Since 2004, Ploetz says, scientists have been working on developing a genetically engineered Cavendish banana that would resist the TR4 fungus. The results so far have been disappointing.

“The banana is a very, very difficult crop to improve, and unfortunately there aren’t a lot of scientists who are working on bananas. [I]t’s very different than maize or soybeans or wheat, where there are lots of scientists who are concerned about it. Very few scientists are doing work to improve it,” he says.

Though the Cavendish is the variety the world knows best, there are many different types of banana available. “Between you and me,” Ploetz says, “there are other, better tasting bananas out there than Cavendish.” Typical consumers don’t agree, however. They expect the familiar look and taste of the Cavendish.

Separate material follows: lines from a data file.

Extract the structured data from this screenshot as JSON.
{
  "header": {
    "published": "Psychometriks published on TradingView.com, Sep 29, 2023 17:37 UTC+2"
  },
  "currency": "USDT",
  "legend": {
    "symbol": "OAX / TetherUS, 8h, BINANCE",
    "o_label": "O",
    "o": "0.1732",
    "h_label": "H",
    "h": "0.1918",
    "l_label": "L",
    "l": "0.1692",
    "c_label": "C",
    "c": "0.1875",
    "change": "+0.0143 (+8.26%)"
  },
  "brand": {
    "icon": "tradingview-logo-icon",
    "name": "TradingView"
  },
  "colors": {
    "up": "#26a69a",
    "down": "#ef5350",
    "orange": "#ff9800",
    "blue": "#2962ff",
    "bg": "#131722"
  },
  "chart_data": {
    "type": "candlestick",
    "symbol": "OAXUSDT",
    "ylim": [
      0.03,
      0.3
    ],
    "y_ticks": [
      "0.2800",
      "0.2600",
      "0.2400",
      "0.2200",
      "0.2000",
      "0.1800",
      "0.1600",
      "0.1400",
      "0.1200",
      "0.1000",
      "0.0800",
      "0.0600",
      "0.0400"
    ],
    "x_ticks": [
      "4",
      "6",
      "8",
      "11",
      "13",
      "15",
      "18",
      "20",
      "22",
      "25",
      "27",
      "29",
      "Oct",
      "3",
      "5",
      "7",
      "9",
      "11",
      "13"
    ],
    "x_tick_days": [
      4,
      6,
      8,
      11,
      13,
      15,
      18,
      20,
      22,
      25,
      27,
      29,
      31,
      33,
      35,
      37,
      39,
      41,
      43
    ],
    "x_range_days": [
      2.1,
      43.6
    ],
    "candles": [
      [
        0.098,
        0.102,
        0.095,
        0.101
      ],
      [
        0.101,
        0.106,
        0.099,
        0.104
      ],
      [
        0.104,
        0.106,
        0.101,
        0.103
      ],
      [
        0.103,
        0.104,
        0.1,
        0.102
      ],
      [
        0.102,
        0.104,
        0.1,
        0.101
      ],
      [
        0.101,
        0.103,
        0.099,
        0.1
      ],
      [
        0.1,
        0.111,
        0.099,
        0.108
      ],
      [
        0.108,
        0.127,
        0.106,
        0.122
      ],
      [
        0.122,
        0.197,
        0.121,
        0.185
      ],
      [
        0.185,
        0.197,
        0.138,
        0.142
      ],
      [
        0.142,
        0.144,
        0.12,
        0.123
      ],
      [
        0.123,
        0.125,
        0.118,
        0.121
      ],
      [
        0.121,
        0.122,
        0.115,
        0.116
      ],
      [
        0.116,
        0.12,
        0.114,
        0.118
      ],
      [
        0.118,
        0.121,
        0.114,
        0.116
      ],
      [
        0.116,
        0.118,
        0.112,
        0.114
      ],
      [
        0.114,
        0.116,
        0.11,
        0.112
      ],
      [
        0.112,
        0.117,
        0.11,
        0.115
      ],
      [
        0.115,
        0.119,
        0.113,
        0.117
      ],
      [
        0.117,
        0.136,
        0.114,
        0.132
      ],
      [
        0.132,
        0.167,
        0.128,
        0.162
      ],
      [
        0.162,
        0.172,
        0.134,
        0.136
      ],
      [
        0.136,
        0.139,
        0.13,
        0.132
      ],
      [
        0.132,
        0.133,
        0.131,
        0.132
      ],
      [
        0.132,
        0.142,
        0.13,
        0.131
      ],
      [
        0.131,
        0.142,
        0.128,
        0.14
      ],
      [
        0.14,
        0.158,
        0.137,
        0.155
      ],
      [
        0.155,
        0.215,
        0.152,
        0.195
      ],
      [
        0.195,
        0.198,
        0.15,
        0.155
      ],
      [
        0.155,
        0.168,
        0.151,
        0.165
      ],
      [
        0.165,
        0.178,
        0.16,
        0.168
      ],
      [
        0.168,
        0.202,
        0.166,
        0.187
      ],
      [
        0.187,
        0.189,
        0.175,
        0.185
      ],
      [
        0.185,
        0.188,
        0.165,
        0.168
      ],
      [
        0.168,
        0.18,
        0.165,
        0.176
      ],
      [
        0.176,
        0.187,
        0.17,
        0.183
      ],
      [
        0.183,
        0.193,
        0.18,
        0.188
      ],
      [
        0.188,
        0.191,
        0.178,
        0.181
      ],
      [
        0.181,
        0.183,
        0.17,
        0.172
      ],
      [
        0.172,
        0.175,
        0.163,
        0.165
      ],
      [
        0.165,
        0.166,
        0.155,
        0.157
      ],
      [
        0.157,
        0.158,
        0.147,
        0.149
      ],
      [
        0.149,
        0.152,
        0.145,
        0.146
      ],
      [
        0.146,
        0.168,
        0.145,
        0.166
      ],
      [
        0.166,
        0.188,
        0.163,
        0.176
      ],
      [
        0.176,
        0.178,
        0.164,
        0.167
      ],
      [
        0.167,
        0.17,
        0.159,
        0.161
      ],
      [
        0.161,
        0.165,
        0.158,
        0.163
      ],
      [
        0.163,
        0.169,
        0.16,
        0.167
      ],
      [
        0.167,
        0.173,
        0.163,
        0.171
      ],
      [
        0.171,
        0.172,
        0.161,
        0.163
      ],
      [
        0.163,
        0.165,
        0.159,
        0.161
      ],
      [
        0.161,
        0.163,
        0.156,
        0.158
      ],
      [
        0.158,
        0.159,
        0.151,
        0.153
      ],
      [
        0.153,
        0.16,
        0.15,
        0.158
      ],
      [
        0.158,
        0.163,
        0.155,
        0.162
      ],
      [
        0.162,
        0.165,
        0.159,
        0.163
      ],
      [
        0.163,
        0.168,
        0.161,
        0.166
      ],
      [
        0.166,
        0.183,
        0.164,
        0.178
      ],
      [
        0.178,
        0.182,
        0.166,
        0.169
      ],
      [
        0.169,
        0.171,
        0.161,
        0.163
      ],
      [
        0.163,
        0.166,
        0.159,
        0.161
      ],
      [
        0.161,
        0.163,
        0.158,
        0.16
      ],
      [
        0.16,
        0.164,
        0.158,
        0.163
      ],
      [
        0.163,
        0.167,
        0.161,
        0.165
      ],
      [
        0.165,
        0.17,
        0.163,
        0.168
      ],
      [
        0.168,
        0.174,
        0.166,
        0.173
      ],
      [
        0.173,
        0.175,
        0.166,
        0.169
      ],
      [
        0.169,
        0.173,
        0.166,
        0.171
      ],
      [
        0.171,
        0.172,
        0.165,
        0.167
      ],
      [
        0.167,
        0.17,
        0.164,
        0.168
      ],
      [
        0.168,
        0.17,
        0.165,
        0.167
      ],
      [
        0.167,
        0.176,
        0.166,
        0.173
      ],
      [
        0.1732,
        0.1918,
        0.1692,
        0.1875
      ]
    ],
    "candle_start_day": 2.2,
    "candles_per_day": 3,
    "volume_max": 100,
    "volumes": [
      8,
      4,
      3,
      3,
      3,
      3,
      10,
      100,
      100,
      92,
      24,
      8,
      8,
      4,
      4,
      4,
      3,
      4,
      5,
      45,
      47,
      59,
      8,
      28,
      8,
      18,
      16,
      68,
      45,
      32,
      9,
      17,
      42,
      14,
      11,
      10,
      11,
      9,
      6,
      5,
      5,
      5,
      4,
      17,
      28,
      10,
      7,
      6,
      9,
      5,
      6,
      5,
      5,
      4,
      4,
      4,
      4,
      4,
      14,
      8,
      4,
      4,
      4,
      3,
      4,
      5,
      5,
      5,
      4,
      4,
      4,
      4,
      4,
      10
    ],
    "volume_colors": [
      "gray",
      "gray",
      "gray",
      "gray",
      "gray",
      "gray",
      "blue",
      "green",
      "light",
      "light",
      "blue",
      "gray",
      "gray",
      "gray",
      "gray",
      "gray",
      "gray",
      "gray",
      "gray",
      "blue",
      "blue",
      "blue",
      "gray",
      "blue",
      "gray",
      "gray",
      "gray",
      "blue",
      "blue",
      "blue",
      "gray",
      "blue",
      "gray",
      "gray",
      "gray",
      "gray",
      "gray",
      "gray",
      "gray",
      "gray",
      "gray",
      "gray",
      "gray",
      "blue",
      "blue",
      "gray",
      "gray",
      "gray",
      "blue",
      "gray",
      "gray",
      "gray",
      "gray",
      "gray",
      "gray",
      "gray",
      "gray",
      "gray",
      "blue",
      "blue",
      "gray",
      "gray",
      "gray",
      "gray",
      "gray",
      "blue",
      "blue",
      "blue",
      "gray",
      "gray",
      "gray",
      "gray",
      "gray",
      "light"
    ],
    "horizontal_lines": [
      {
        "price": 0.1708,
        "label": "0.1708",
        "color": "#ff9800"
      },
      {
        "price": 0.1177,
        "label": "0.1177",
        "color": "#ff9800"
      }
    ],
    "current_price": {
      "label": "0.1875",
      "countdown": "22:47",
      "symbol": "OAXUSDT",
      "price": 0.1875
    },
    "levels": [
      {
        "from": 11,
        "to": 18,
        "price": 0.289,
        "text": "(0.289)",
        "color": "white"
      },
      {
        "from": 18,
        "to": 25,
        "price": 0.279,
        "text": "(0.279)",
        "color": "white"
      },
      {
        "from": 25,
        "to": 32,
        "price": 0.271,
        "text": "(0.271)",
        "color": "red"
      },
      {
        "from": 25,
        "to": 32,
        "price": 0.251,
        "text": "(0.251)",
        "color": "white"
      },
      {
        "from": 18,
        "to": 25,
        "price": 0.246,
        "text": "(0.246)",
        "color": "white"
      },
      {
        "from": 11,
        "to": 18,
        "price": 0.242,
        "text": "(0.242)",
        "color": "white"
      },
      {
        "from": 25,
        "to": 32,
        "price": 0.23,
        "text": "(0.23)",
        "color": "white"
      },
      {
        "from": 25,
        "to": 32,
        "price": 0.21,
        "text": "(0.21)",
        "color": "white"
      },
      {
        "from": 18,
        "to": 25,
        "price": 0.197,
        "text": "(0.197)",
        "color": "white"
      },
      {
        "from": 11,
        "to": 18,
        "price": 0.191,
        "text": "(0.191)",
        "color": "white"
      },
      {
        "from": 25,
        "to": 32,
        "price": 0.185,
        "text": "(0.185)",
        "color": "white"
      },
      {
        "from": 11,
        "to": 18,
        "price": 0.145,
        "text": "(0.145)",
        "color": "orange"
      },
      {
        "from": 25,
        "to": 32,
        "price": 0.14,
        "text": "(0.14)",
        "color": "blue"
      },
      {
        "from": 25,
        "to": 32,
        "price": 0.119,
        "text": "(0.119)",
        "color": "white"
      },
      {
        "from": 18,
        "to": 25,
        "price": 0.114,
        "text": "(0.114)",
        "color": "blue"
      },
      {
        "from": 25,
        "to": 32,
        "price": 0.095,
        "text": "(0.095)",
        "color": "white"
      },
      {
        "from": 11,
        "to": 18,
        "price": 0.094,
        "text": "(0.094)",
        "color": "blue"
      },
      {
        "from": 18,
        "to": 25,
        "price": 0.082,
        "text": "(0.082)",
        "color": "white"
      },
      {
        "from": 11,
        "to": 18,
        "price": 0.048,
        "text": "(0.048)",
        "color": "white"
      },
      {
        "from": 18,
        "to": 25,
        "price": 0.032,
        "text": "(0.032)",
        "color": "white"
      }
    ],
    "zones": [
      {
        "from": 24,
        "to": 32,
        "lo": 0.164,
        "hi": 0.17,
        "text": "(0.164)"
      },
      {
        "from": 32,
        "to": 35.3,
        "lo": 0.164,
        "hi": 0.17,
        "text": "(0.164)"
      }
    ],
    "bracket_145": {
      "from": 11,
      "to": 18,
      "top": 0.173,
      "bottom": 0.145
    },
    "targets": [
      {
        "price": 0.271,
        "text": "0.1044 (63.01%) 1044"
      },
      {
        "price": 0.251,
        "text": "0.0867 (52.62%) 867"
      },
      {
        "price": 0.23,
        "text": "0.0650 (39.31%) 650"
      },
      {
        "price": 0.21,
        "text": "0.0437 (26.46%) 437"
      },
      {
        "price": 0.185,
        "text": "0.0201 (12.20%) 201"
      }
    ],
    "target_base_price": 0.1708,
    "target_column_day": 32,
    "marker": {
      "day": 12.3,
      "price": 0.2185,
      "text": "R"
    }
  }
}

Other varieties don’t produce as well, either. “So, If you did plug other types of bananas into a Cavendish-type production system,” says Ploetz, “you just wouldn’t get the yields — and you’d have to charge quite a bit more to be able to sell those bananas in the developed world. If you go into Whole Foods and you look at Apple bananas, for instance … they’re a dollar a pound. They’re a lot more expensive than Cavendish.”

If TR4 spreads the way scientists fear, though, the developed world will have no choice but to say goodbye to the Cavendish bananas. But they'll likely be able to adapt to some new kind of banana or even another fruit.. For those in the developing world who count on the banana for their livelihoods and survival, it won’t be so easy.